Financial services -- a key driver of the British economy -- were largely omitted from the last-minute Brexit trade deal agreed between London and Brussels in late December.

So from January 1, Britain's financial sector lost access to the EU's single market and its European "passport", a means for UK financial products and services to be sold in the EU.

Both sides are instead working towards a March deadline to carve out an "equivalence" regime under which each would recognise the other's financial regulation.

In its absence, Euronext Amsterdam together with two other Dutch share markets last month displaced London's historic role as the main equities hub for Europe, the Financial Times said.

Crunch talks Thursday

An average of 9.2 billion euros ($11.2 billion/£8.1 billion) in shares were traded each day on the Amsterdam markets in January, more than four times their December figure and higher than London's 8.6 billion euros, the FT said.

However, UK officials have played down fears of an accompanying exodus of jobs from London.

Bailey last month said up to 7,000 jobs have so far been relocated to rival centres in the EU including Amsterdam -- well down on doomsday predictions of as many as 50,000 losses.

But in Wednesday's speech and a later interview to the Daily Telegraph, the central bank chief said Brussels was being unreasonable in its negotiating demands, in an apparent bid to grab business from London.

"Is the EU going to cut the UK off from itself? There are signs of the intention to do so at the moment, but I think that would be a mistake," he told the newspaper.

"I think that would lead to the fragmentation of markets," Bailey said, warning that would in turn lead to higher costs for everyone including European consumers.

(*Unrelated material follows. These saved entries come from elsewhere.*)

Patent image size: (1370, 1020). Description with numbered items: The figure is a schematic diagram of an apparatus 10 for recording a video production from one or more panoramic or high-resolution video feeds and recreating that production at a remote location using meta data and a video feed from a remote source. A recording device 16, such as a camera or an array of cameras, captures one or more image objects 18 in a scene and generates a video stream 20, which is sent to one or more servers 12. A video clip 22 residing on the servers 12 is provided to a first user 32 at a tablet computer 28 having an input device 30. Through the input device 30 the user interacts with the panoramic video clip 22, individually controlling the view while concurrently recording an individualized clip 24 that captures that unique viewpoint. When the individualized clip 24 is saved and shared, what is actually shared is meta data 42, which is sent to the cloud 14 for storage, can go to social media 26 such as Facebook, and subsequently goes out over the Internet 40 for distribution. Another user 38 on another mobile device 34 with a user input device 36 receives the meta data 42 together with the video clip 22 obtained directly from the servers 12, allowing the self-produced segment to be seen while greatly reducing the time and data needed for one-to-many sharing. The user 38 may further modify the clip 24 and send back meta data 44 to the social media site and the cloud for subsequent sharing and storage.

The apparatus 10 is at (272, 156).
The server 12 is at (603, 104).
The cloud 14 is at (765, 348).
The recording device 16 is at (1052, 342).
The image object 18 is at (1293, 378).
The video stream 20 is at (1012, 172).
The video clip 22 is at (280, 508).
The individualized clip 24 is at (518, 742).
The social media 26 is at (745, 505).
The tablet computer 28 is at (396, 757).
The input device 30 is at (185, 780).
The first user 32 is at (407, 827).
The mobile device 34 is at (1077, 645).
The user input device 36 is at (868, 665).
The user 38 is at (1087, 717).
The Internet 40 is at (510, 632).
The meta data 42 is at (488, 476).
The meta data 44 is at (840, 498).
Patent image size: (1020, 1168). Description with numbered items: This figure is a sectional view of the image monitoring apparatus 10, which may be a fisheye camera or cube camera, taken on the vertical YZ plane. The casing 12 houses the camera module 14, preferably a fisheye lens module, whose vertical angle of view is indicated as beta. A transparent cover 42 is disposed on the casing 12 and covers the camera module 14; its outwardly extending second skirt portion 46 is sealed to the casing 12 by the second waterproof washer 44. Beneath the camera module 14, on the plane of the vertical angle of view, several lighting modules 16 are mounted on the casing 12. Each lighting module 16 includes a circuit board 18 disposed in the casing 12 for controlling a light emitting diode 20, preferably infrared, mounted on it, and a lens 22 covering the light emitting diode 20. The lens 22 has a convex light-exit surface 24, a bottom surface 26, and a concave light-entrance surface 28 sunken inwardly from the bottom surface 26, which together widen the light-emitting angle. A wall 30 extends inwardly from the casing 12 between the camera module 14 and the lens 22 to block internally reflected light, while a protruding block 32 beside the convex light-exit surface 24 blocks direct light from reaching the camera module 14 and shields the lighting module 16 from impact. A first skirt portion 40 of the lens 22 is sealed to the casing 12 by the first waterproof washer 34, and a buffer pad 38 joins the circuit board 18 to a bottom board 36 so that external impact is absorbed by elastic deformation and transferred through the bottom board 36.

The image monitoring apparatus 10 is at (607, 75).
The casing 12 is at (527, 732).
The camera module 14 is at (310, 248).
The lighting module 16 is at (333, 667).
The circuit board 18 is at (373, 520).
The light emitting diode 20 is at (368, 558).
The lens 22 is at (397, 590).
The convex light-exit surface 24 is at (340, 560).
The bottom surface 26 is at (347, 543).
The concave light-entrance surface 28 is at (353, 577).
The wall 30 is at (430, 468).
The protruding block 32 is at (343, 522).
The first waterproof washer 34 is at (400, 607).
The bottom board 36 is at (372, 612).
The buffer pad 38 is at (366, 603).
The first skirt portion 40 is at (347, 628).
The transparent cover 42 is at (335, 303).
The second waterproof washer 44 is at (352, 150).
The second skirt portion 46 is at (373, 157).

The EU should instead accept healthy competition, Bailey stressed in his speech.

"I believe we have a very bright future competing in global financial markets underpinned by strong and effective common global regulatory standards," he said.

The finance dispute is part of a wider array of controversies besetting cross-Channel relations since Britain's Brexit divorce took full effect at the end of last year.

On Thursday, senior UK minister Michael Gove is due to hold crisis talks in London with EU commission vice president Maros Sefcovic over troubled trading arrangements for Northern Ireland.